The CDMA system is a spread spectrum communication system. The benefits of spread spectrum communication are well known in the art and can be appreciated by reference to the above cited references. The CDMA system is designed to work within the pre-existing non-contiguous frequency allocation in the cellular band. By design, a CDMA system which conforms to IS-95A standard is allotted a 1.2288 MHz bandwidth to fully utilize the cellular band.

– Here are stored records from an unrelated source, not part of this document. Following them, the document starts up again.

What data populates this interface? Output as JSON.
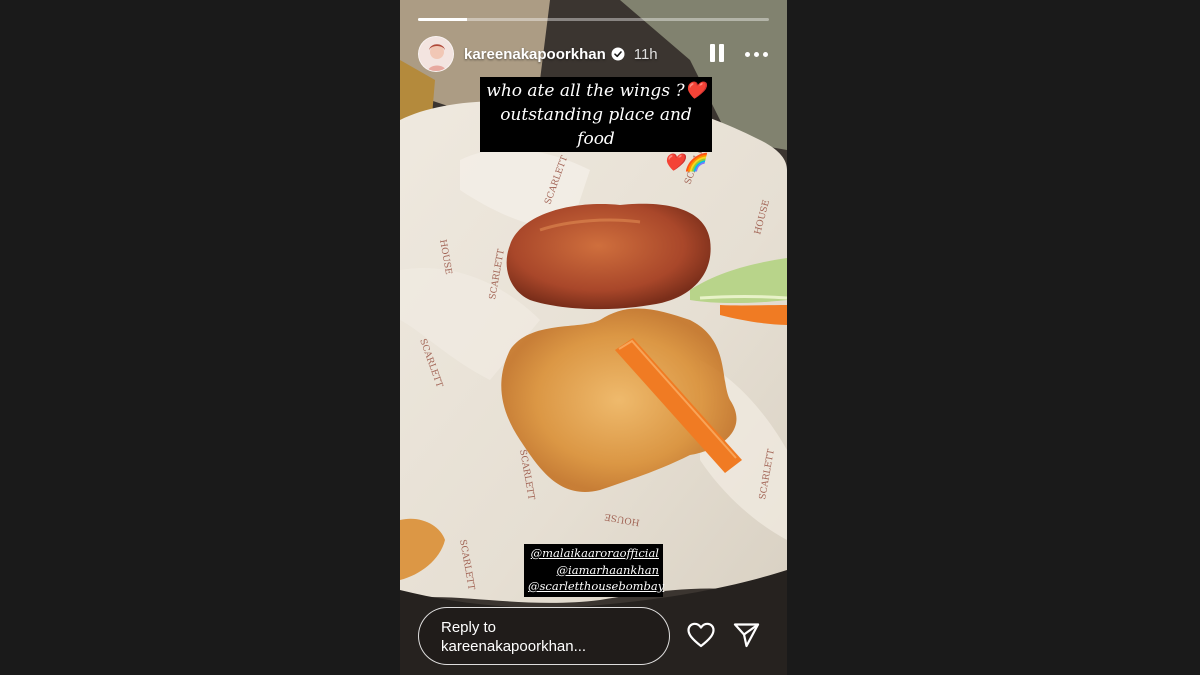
{
  "story": {
    "progress": 0.14,
    "username": "kareenakapoorkhan",
    "verified": true,
    "time_ago": "11h",
    "caption": {
      "line1": "who ate all the wings ?❤️",
      "line2": "outstanding place and food",
      "line3": "❤️🌈"
    },
    "mentions": [
      "@malaikaaroraofficial",
      "@iamarhaankhan",
      "@scarletthousebombay"
    ],
    "reply_placeholder_line1": "Reply to",
    "reply_placeholder_line2": "kareenakapoorkhan...",
    "icons": {
      "pause": "pause-icon",
      "more": "more-options-icon",
      "like": "heart-icon",
      "share": "send-icon",
      "verified": "verified-badge-icon"
    },
    "colors": {
      "background": "#1a1a1a",
      "caption_bg": "#000000",
      "sauce": "#d98a2b",
      "wing": "#b5532c",
      "carrot": "#f07b23",
      "paper": "#ebe5db"
    },
    "paper_print": [
      "SCARLETT HOUSE",
      "SCARLETT HOUSE",
      "SCARLETT HOUSE",
      "SCARLETT HOUSE",
      "SCARLETT HOUSE",
      "SCARLETT HOUSE",
      "SCARLETT HOUSE",
      "SCARLETT HOUSE",
      "SCARLETT HOUSE",
      "SCARLETT HOUSE"
    ]
  }
}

The CDMA system is capable of transmitting data traffic and voice data over the forward and reverse links. A method for transmitting data traffic in code channel frames of fixed size, wherein the data source provides data at a variable rate, is described in detail in U.S. Pat. No. 5,504,773, entitled "METHOD AND APPARATUS FOR THE FORMATTING OF DATA FOR TRANSMISSION", assigned to the assignee of the present invention and incorporated by reference herein. In accordance with the IS-95A standard, the data traffic or voice data is partitioned into code channel frames which are 20 msec wide.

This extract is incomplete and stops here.